問題78 事例を読んで,次の記述のうち,正しいものを1つ選びなさい。
〔事 例〕
Aさんは,判断能力が低下している状況で販売業者のU社に騙され,50万円の価値しかない商品をU社から100万円で購入する旨の売買契約書に署名捺印した。U社は,Aさんに代金100万円の支払を請求している。
1 Aさんにおいて,その商品と同じ価値の商品をもう一つ引き渡すよう請求する余地はない。
2 Aさんにおいて,消費者契約法上,Aさんの誤認を理由とする売買契約の取消しをする余地はない。
3 Aさんにおいて,商品が引き渡されるまでは,代金の支払を拒む余地はない。
4 Aさんにおいて,U社の詐欺を理由とする売買契約の取消しをする余地はない。
5 Aさんにおいて,契約当時,意思能力を有しなかったとして,売買契約の無効を主張する余地はない。
「余地はない」で統一されています。
このような問題は難易度が高くなります。
こういった問題の場合は,その内容で違うものを見つけ出すと良いです。
この問題の場合は,取り消しなどではないものが,選択肢1です。
1 Aさんにおいて,その商品と同じ価値の商品をもう一つ引き渡すよう請求する余地はない。
難しそうでも,視点を変えると解ける問題は多いです。
第32回国家試験のボーダーラインがどうなるかは誰もわかりません。
とは言っても,解きやすい問題が多かったことは確かです。
だからと言って,ボーダーラインが上がるということとは別の話です。
なぜなら,解きやすい問題があっても,難しい問題が同じ数あれば,ボーダーラインは変わらないからです。
第33回の話をすれば,
第32回国試が易しければ,難しくなるでしょう。
その逆に難しければ,第33回国試は易しくなるでしょう。
第32回国家試験の試験委員長は,新任の岩崎晋也先生(法政大学教授)でした。
そのためなのか,ミスプリがあるなど,バタついた感じがします。
これからしばらくは岩崎時代が続くことでしょう。

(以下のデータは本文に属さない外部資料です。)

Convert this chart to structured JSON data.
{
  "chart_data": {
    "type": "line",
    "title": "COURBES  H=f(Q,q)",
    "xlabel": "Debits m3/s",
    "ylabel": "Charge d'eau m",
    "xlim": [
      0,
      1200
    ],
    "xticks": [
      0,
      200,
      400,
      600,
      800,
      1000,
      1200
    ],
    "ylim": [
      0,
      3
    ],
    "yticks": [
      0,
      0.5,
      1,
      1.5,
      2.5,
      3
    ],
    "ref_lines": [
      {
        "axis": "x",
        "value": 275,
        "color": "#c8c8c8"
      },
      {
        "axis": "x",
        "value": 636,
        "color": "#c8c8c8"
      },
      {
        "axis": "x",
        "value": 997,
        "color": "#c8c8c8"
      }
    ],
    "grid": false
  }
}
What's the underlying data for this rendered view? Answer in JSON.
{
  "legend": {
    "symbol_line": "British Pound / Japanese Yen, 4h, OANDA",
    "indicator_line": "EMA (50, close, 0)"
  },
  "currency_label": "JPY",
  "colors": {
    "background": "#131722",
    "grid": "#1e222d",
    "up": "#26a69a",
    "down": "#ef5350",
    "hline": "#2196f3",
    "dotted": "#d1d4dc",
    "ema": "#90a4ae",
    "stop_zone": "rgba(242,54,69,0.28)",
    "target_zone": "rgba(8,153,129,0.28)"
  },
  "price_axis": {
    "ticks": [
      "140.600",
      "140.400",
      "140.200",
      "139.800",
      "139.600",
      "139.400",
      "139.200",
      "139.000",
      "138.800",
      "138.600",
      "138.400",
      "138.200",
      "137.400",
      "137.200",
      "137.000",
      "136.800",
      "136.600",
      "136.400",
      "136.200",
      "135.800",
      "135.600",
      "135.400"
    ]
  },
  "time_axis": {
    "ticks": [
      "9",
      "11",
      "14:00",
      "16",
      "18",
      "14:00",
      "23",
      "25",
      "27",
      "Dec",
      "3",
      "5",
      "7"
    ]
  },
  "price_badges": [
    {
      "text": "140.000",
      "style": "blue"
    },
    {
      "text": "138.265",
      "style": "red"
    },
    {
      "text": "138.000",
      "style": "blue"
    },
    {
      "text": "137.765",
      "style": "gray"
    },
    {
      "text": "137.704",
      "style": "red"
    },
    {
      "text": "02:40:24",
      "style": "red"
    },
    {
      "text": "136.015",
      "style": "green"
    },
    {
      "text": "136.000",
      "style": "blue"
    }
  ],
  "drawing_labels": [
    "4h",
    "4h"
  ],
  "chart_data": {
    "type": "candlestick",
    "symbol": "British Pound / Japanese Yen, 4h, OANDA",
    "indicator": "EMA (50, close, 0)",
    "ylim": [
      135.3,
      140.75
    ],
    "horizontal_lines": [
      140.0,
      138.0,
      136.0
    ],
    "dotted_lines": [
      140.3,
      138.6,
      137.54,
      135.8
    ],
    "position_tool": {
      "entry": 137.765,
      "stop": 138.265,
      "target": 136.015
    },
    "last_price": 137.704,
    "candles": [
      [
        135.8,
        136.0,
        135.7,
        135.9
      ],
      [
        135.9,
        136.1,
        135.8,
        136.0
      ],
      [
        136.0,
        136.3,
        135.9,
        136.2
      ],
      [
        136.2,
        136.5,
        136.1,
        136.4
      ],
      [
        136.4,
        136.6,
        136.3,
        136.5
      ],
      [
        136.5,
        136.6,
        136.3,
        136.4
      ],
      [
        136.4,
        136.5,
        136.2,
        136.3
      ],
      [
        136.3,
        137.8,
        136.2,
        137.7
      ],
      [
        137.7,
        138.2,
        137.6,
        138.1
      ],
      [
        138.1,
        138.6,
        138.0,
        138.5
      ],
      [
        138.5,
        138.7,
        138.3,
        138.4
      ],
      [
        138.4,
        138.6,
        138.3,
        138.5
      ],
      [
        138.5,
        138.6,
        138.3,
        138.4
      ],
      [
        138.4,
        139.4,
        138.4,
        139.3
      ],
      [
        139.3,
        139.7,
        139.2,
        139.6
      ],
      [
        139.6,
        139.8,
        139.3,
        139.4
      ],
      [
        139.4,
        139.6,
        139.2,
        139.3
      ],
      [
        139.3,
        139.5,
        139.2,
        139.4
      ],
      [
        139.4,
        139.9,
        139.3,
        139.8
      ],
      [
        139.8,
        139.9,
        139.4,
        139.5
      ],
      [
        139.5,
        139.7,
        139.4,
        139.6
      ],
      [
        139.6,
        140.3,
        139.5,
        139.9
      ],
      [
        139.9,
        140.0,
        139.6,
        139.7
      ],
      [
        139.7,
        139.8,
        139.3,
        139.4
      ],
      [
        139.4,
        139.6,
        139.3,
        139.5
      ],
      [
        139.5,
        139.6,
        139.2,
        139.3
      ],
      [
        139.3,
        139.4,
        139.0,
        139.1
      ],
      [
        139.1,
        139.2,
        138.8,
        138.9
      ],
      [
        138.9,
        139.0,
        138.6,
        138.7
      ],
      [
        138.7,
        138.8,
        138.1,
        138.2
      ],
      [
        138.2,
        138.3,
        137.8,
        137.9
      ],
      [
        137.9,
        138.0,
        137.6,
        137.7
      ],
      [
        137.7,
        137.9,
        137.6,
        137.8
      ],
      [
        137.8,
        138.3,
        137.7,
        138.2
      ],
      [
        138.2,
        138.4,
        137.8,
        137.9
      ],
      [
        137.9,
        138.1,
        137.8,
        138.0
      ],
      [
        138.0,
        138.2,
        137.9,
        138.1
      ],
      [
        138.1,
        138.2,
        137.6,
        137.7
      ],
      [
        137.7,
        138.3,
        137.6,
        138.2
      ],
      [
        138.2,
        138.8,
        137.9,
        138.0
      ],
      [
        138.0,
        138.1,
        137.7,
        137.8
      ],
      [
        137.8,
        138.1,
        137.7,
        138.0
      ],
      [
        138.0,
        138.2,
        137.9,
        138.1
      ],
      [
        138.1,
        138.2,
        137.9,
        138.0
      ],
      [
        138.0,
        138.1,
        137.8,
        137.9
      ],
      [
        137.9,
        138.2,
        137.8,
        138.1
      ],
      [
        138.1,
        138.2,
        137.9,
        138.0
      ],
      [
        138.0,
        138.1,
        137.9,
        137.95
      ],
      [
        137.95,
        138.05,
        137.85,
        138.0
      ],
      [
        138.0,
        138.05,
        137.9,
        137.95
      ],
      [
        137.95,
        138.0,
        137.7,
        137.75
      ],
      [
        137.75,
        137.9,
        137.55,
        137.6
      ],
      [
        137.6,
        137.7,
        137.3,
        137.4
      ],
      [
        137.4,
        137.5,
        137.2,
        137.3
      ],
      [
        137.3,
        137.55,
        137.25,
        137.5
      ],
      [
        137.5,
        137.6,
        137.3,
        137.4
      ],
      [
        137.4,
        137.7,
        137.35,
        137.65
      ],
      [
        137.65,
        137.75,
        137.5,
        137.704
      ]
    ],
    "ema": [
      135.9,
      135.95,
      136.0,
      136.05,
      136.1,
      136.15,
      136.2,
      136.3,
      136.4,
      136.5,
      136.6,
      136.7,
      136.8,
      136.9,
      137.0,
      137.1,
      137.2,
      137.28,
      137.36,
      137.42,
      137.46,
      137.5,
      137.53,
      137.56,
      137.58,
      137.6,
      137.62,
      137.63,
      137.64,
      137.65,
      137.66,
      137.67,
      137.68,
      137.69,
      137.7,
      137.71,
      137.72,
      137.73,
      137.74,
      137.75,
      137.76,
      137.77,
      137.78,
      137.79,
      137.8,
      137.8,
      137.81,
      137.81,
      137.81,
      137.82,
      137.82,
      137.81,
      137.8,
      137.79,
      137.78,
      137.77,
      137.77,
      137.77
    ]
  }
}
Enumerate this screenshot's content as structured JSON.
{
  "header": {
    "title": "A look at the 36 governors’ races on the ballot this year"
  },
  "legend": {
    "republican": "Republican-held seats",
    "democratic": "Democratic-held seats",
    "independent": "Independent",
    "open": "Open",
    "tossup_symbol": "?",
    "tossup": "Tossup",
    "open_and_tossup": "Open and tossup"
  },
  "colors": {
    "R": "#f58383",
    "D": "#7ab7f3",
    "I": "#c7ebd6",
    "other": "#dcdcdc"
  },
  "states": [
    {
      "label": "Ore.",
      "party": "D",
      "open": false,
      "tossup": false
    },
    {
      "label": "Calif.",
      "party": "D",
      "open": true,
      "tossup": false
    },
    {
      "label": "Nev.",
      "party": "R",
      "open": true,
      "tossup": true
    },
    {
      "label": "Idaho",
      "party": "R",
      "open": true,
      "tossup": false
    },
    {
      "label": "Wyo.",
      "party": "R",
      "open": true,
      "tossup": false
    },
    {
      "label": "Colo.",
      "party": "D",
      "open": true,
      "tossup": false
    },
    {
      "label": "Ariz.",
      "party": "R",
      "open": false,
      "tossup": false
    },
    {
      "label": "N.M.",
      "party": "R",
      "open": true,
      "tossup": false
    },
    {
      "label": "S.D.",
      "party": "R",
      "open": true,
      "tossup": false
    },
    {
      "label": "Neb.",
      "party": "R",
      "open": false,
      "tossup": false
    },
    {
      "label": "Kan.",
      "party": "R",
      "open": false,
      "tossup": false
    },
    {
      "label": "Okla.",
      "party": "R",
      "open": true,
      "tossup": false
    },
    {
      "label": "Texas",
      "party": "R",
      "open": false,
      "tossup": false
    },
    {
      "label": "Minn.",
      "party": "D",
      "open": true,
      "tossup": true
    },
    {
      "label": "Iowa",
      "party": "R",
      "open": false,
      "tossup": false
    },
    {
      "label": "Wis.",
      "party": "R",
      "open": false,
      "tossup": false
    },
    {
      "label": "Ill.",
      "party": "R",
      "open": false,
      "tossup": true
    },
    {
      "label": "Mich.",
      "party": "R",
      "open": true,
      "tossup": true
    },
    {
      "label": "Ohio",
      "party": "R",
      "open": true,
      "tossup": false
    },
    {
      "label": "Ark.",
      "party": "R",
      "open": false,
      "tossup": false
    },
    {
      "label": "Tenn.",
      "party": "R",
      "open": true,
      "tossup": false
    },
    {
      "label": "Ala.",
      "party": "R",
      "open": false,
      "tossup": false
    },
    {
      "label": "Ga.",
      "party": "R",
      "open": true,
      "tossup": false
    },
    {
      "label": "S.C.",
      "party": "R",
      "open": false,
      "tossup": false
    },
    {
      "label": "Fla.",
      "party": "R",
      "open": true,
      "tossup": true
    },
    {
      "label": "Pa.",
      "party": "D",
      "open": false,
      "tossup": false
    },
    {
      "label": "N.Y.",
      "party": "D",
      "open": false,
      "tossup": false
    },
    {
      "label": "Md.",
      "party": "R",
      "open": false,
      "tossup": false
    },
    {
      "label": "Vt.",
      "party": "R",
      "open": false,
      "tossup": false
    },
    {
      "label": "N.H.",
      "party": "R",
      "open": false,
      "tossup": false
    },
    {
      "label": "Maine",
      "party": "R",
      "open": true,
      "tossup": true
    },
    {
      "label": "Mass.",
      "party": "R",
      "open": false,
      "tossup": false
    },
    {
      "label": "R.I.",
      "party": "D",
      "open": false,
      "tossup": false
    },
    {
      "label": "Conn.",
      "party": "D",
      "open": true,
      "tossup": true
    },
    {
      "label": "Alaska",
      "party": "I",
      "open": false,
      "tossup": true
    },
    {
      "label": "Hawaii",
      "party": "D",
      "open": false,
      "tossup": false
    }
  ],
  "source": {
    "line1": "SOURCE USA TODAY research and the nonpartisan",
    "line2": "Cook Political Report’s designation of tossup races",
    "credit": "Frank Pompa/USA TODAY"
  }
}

第33回国家試験以降は,試験委員が慣れてくるので,第32回国試よりも洗練された問題が出題されると思うので,解きやすいと感じる問題は減るはずです。
<今日の一言>
第33回国家試験を受験される方は,今後,第32回の問題を解くでしょう。
その時には,知識なしでも解ける問題があるので,「国家試験は意外と簡単だ」と思うかもしれません。
しかしそれは危険な思い込みです。第32回国家試験の結果,再受験を目指すことになる人も要注意です。
勉強が不十分でも,ボーダーラインに近い点数が取れた人は特に注意です。
そこからの点数の積み上げは簡単ではありません。
合格できる基礎的な知識をきっちりつけることは,一朝一夕にできるものではありません。